Thank you very much for your excellent work in documenting this alarming development. Well done.
Rob
It was early morning, and I had already polished off my second cup of convenience store coffee, so I took this as an opportune moment to take a rest break. I pulled off onto "Ben Bernanke Interchange," hit the nearest gas station and went into the men's room where I left a steaming 2 lb "deposit" in respectful honor of what this great central banker has done for my US dollars.
Thoroughly unburdened, I headed off to Florida.
2. A majority of Americans refuse to distinguish between money as a store of value and dollars as a medium of accounting and exchange.
This why they complain about rising oil prices when oil prices are not rising relative to other real assets.
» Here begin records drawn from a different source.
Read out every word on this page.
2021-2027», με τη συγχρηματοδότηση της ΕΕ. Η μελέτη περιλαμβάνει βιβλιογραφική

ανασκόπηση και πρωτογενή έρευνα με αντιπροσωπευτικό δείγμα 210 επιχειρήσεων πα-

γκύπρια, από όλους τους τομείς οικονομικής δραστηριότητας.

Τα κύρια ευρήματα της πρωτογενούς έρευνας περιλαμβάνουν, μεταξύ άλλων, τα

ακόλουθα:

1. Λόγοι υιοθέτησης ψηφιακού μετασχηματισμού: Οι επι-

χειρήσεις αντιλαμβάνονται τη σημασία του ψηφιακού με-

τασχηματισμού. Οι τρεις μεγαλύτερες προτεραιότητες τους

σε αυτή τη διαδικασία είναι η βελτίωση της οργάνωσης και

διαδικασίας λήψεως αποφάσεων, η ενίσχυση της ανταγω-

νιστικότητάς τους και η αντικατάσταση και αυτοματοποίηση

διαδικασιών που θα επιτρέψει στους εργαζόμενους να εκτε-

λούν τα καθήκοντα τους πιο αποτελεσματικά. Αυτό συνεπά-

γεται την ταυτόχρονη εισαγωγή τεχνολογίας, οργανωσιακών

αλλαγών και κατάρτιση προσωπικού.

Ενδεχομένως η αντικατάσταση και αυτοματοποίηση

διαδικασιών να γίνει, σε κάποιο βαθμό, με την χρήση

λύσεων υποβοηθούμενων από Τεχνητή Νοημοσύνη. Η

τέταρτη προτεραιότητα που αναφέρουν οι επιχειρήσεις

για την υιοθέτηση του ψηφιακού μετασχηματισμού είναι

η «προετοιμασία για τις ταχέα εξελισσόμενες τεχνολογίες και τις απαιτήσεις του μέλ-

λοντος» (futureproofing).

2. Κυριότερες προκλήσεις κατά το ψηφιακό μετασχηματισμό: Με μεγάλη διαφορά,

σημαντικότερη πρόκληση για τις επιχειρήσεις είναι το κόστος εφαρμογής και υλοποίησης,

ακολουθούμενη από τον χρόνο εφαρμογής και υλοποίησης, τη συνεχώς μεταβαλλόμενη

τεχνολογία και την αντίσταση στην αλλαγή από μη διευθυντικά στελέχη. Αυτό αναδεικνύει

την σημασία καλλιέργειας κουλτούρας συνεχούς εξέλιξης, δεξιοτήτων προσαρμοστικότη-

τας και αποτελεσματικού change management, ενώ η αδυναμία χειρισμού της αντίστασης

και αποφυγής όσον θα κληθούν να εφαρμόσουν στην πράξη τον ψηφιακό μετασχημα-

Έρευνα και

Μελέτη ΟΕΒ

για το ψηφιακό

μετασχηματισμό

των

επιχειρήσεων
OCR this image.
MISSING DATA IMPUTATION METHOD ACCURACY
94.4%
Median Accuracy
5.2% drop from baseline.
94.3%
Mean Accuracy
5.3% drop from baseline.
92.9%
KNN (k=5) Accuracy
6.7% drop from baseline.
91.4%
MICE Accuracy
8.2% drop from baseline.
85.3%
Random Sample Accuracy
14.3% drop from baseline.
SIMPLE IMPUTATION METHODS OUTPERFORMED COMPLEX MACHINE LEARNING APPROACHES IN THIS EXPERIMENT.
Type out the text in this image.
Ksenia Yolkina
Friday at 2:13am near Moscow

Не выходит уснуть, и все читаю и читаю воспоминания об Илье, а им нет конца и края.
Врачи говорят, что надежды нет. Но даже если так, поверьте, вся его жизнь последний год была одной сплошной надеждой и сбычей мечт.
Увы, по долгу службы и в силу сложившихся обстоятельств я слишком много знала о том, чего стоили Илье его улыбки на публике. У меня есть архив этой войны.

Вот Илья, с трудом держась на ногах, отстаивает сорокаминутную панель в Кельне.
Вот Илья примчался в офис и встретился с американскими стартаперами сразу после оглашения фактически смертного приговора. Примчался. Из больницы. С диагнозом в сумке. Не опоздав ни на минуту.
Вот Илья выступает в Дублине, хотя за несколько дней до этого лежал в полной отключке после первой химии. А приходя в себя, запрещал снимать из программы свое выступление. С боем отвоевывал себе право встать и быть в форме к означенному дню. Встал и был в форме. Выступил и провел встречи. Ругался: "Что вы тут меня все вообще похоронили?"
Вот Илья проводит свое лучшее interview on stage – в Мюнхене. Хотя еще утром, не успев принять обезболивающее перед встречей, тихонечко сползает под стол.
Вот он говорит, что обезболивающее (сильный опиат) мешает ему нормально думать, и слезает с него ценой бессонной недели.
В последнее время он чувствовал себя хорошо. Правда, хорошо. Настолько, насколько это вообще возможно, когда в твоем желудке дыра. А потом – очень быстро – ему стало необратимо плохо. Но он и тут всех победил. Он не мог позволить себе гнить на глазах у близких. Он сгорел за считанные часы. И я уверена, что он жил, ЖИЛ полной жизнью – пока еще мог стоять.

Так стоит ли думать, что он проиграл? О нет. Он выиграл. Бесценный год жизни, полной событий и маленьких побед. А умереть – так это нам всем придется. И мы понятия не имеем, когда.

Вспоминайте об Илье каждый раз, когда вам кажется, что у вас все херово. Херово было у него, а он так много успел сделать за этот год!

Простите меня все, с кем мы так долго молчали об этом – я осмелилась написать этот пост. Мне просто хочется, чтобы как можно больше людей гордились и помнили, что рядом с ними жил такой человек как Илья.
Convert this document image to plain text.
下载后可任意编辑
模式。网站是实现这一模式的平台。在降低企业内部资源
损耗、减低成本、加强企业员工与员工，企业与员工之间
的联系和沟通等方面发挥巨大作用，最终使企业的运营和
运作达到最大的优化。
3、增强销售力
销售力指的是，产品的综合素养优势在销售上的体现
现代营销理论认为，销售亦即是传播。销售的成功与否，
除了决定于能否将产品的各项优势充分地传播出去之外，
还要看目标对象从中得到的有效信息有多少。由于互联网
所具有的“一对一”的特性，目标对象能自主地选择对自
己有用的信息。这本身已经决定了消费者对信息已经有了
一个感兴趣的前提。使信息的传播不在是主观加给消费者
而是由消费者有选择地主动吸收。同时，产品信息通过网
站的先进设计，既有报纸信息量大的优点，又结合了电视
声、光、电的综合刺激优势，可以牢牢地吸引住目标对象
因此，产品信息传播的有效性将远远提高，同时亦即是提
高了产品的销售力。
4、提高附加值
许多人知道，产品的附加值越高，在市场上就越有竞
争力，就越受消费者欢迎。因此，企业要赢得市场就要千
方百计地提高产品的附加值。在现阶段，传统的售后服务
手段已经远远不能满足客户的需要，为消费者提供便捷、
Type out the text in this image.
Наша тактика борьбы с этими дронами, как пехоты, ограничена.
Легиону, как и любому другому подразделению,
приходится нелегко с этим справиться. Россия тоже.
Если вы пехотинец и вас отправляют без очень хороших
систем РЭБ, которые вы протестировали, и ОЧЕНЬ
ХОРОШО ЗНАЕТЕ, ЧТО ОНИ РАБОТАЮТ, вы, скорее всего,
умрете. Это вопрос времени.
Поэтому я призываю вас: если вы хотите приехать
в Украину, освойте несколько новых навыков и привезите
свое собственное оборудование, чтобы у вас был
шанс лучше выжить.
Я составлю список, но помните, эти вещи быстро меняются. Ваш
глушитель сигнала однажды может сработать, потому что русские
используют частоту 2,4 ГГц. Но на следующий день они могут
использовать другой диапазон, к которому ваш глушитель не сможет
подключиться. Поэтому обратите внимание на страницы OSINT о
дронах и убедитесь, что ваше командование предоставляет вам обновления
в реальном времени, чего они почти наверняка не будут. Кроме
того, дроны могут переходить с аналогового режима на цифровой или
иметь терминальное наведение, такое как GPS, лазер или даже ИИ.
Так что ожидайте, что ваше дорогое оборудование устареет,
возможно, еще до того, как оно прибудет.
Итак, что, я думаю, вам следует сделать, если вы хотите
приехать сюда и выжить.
It is the dollar that is falling but relative motion often deludes the stationary observer into believing she is moving versus a stationary object.
The S&P priced in gold would have been an enlightening chart. I wonder why CNBC never shows us that one?
One can almost hear poor Winston, taking a break from "revising" numbers on chocolate rationing, scanning over the charts and recent GDP numbers; muttering how doubleplusgood it all must be...
S&P priced in gold has basically been crashing unabated since 2000.
static.seekingalpha.co...
The risk is that a sudden countertrend move up in the dollar could force traders to unwind the carry leading to a massive drop across an entire spectrum of asset classes, rendering beta coefficients meaningless as a measure of non-systemic risk. The immediate aftermath of the Lehman collapse resulted in a hegde-fund style 'bank run' on the markets as massive redemption requests and margin calls on downgraded collateral led to widespread liquidation. Stat arbs lost money because historical relationships broke down, but did not immediately self-correct, i.e. when crap hits the fan all bets are off.
Although most traders are aware of this, they cannot *not* participate. They can only hope that they will be on the right side of the market if a move up in the dollar comes. The problem with this mentality is that it doesn't factor in Game Theory prisoner-dilemma scenarios when everyone rushes to the exit simultaneously in a zero-sum panic. Given the strong behavioral elements at work in the capital markets, this is a legitimate concern.
While I've stopped shorting the dollar, and have been reducing exposure to commodities, I am watching for Stimulus IV and more photoshopping before deciding if our nominal rally will continue...
I've been riding the wave but have elected to be quite conservative for now.